LabelEncoder Usage
r0f1 opened this issue · 2 comments
r0f1 commented
Hi,
The following piece of code throws an error. Why?
from kaggler.preprocessing import LabelEncoder
le = LabelEncoder()
le.fit_transform(pd.Series([1,1,1,2,2,2,3,3,3]))
Error:
---------------------------------------------------------------------------
IndexError Traceback (most recent call last)
c:\Users\semic\Desktop\dsi19-oct\main.py in
1 le = LabelEncoder()
----> 2 le.fit_transform(pd.Series([1,1,1,2,2,2,3,3,3]))

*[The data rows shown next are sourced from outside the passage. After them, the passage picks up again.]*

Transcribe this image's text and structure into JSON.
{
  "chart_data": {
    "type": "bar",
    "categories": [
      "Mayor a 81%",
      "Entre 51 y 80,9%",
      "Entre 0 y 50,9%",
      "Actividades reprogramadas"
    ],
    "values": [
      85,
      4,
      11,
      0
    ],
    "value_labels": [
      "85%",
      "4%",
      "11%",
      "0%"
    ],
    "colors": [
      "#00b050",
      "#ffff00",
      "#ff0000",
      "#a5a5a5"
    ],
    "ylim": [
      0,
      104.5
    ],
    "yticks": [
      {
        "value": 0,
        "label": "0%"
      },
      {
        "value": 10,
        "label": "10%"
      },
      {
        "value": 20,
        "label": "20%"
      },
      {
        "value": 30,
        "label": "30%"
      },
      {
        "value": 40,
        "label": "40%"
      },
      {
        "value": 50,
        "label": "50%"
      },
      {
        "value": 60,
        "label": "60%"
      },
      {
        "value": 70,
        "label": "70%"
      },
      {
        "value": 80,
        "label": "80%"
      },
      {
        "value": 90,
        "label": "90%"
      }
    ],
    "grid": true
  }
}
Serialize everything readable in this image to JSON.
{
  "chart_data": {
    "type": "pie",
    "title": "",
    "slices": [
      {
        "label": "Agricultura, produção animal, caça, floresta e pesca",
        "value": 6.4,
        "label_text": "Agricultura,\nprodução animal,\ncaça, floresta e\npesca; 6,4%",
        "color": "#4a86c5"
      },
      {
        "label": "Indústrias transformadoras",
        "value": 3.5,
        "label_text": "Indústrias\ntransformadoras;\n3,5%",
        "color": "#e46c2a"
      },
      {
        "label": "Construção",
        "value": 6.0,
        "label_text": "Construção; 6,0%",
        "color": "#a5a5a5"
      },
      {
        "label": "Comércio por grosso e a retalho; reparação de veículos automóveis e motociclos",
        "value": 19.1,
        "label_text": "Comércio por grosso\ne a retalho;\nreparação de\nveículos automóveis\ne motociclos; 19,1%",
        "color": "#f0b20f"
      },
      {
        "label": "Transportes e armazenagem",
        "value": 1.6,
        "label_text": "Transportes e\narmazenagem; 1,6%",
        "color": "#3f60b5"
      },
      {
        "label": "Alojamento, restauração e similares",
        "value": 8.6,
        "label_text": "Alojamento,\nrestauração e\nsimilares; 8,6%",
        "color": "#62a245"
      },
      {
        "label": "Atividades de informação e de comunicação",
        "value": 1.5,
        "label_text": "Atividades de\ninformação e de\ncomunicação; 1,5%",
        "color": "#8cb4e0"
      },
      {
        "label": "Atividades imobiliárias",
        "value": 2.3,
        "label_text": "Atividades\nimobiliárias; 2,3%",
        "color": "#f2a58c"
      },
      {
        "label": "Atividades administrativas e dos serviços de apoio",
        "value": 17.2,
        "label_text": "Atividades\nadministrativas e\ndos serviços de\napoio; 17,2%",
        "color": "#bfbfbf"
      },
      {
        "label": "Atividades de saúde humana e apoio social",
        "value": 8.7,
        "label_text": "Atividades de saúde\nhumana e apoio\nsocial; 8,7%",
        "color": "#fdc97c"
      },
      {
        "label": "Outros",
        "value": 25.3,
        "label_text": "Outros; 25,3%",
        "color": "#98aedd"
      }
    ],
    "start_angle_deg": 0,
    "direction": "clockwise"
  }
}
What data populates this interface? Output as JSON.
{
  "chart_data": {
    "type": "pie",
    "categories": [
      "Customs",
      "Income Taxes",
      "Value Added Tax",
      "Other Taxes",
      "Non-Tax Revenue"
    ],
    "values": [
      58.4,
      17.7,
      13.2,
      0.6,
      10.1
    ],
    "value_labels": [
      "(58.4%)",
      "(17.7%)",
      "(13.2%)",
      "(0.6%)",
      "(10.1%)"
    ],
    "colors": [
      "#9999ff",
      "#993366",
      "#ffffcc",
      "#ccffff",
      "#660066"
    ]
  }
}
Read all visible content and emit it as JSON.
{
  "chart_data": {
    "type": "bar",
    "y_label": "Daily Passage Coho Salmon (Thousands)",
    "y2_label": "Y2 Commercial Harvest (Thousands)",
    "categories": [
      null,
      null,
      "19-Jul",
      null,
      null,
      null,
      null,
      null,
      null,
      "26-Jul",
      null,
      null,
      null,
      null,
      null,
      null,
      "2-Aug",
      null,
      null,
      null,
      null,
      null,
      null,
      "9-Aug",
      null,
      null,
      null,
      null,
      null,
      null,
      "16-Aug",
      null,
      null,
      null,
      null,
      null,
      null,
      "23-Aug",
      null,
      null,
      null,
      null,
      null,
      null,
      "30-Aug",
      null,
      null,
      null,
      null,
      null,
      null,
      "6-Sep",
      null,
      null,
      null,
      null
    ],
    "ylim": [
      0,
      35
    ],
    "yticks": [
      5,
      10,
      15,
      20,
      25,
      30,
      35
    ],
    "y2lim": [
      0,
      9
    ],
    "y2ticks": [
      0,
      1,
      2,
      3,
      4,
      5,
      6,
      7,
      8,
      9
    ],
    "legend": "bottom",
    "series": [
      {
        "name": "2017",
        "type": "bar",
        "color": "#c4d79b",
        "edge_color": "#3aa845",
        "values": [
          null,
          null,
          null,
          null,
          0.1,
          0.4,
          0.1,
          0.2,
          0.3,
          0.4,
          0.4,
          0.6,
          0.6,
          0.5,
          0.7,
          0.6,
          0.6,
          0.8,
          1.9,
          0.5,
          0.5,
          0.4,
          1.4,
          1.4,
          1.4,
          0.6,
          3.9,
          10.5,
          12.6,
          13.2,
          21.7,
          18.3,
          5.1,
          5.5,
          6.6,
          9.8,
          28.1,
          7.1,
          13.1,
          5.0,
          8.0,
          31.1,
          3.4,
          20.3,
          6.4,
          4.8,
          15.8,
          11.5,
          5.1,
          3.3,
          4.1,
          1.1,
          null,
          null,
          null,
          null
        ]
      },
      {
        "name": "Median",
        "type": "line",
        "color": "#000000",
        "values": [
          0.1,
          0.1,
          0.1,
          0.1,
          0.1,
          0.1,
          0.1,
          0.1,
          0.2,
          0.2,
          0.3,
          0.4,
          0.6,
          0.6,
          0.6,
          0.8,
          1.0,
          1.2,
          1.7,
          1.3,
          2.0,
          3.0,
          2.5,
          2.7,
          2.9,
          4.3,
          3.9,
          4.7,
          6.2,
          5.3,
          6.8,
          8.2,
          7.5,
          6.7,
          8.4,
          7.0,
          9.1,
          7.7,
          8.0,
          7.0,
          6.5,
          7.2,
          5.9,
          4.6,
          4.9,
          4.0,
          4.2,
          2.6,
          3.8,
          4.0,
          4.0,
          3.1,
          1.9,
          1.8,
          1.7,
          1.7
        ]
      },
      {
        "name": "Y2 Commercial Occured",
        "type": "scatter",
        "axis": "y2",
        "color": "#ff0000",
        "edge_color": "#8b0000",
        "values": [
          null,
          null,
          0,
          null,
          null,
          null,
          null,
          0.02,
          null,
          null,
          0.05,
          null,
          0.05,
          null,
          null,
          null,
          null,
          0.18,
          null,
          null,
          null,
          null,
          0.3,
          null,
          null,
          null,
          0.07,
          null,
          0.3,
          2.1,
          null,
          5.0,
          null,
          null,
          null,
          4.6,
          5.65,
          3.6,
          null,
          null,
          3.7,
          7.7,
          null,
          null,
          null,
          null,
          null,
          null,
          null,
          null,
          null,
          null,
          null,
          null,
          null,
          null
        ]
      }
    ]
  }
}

~\Anaconda3\lib\site-packages\kaggler\preprocessing\categorical.py in fit_transform(self, X, y)
121 """
122
--> 123 self.label_encoders = [None] * X.shape[1]
124 self.label_maxes = [None] * X.shape[1]
125
IndexError: tuple index out of range
paullo0106 commented
Unlike sklearn.preprocessing's Label Encoder
which provides encoded labels for an array, fit_transform() in this package takes pandas.DataFrame
as input and encode all the columns in it, that's why you've got the index out of range error
def fit_transform(self, X, y=None):
"""Encode categorical columns into label encoded columns
Args:
X (pandas.DataFrame): categorical columns to encode
Returns:
(pandas.DataFrame): label encoded columns
"""
self.label_encoders = [None] * X.shape[1]
self.label_maxes = [None] * X.shape[1]
for i, col in enumerate(X.columns):
self.label_encoders[i], self.label_maxes[i] = \
self._get_label_encoder_and_max(X[col])
X.loc[:, col] = (X[col].fillna(NAN_INT)
.map(self.label_encoders[i])
.fillna(0))
return X
r0f1 commented
Ok thanks!